In view of the extensive use of drones in the Russian war of aggression against Ukraine, expert Fabian Hinz from the IISS think tank in Berlin believes that the German armed forces and their partners still have a lot of catching up to do. "Very few armies in the world are equipped for such an eventuality," says Hinz. "The Bundeswehr will certainly also have problems, simply because what we are now seeing in Ukraine, the massive use of small, commercially available drones, is a new experience."

Hinz praised the flight operations of the new Heron TP reconnaissance drone, which can be equipped with missiles, as an important step. Until now, the Bundeswehr had only used drones abroad. "Deployment within Germany is associated with certain bureaucratic obstacles, which can be severe," said Hinz. The fact that this has changed is an important milestone. However, there is still a lot of room for improvement.

"In principle, the big challenge is to know what the lessons from Ukraine are," says Hinz.

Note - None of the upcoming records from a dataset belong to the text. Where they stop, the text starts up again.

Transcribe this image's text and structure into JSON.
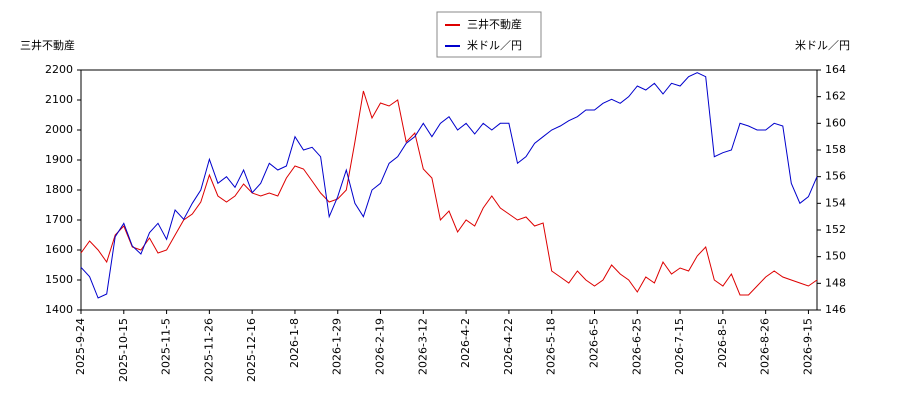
{
  "chart_data": {
    "type": "line",
    "y_label": "三井不動産",
    "y2_label": "米ドル／円",
    "categories": [
      "2025-9-24",
      null,
      null,
      null,
      null,
      "2025-10-15",
      null,
      null,
      null,
      null,
      "2025-11-5",
      null,
      null,
      null,
      null,
      "2025-11-26",
      null,
      null,
      null,
      null,
      "2025-12-16",
      null,
      null,
      null,
      null,
      "2026-1-8",
      null,
      null,
      null,
      null,
      "2026-1-29",
      null,
      null,
      null,
      null,
      "2026-2-19",
      null,
      null,
      null,
      null,
      "2026-3-12",
      null,
      null,
      null,
      null,
      "2026-4-2",
      null,
      null,
      null,
      null,
      "2026-4-22",
      null,
      null,
      null,
      null,
      "2026-5-18",
      null,
      null,
      null,
      null,
      "2026-6-5",
      null,
      null,
      null,
      null,
      "2026-6-25",
      null,
      null,
      null,
      null,
      "2026-7-15",
      null,
      null,
      null,
      null,
      "2026-8-5",
      null,
      null,
      null,
      null,
      "2026-8-26",
      null,
      null,
      null,
      null,
      "2026-9-15",
      null
    ],
    "series": [
      {
        "name": "三井不動産",
        "color": "#dd0000",
        "axis": "y",
        "values": [
          1590,
          1630,
          1600,
          1560,
          1650,
          1680,
          1610,
          1600,
          1640,
          1590,
          1600,
          1650,
          1700,
          1720,
          1760,
          1850,
          1780,
          1760,
          1780,
          1820,
          1790,
          1780,
          1790,
          1780,
          1840,
          1880,
          1870,
          1830,
          1790,
          1760,
          1770,
          1800,
          1960,
          2130,
          2040,
          2090,
          2080,
          2100,
          1960,
          1990,
          1870,
          1840,
          1700,
          1730,
          1660,
          1700,
          1680,
          1740,
          1780,
          1740,
          1720,
          1700,
          1710,
          1680,
          1690,
          1530,
          1510,
          1490,
          1530,
          1500,
          1480,
          1500,
          1550,
          1520,
          1500,
          1460,
          1510,
          1490,
          1560,
          1520,
          1540,
          1530,
          1580,
          1610,
          1500,
          1480,
          1520,
          1450,
          1450,
          1480,
          1510,
          1530,
          1510,
          1500,
          1490,
          1480,
          1500
        ]
      },
      {
        "name": "米ドル／円",
        "color": "#0000cc",
        "axis": "y2",
        "values": [
          149.2,
          148.5,
          146.9,
          147.2,
          151.5,
          152.5,
          150.8,
          150.2,
          151.8,
          152.5,
          151.3,
          153.5,
          152.8,
          154,
          155,
          157.3,
          155.5,
          156,
          155.2,
          156.5,
          154.8,
          155.5,
          157,
          156.5,
          156.8,
          159,
          158,
          158.2,
          157.5,
          153,
          154.5,
          156.5,
          154,
          153,
          155,
          155.5,
          157,
          157.5,
          158.5,
          159,
          160,
          159,
          160,
          160.5,
          159.5,
          160,
          159.2,
          160,
          159.5,
          160,
          160,
          157,
          157.5,
          158.5,
          159,
          159.5,
          159.8,
          160.2,
          160.5,
          161,
          161,
          161.5,
          161.8,
          161.5,
          162,
          162.8,
          162.5,
          163,
          162.2,
          163,
          162.8,
          163.5,
          163.8,
          163.5,
          157.5,
          157.8,
          158,
          160,
          159.8,
          159.5,
          159.5,
          160,
          159.8,
          155.5,
          154,
          154.5,
          156
        ]
      }
    ],
    "ylim": [
      1400,
      2200
    ],
    "yticks": [
      1400,
      1500,
      1600,
      1700,
      1800,
      1900,
      2000,
      2100,
      2200
    ],
    "y2lim": [
      146,
      164
    ],
    "y2ticks": [
      146,
      148,
      150,
      152,
      154,
      156,
      158,
      160,
      162,
      164
    ]
  }
}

Different systems have been useful in different phases. "The rules for modern drone warfare are only now being written. That's why it's very, very difficult to draw the right lessons from the war and anticipate what will come in a few years' time and what threats we will face."

Hinz criticizes the fact that Germany overslept development for a long time. The design for one of the first so-called suicide drones, the Anti-Radar drone for use against enemy radar positions, was developed by Dornier at the end of the 1980s. However, it never went into production in Germany. "Then the design somehow found its way to Israel. The Israelis then built these drones as the Harpy and developed them further into the Harop." The Iranians, in turn, copied the Harpy, enlarged it and adapted the controls. "This then became the Shahed-136." This drone is also frequently used by Russian troops in Ukraine.

"If Germany had continued down this path back then, it would, of course, be much, much further along now and would actually have very, very powerful weapons that could also be delivered to its partners in Ukraine," says Hinz. No truly operational product has emerged from other research either. "That is the fundamental problem. You have research, you have technological development, you have prototypes in some cases. But there simply wasn't the political will behind it to translate the technology you have into an operational product." The reason for this was the end of the Cold War. Back then, defense was considered a dirty business. "And drones are of course much 'dirtier'".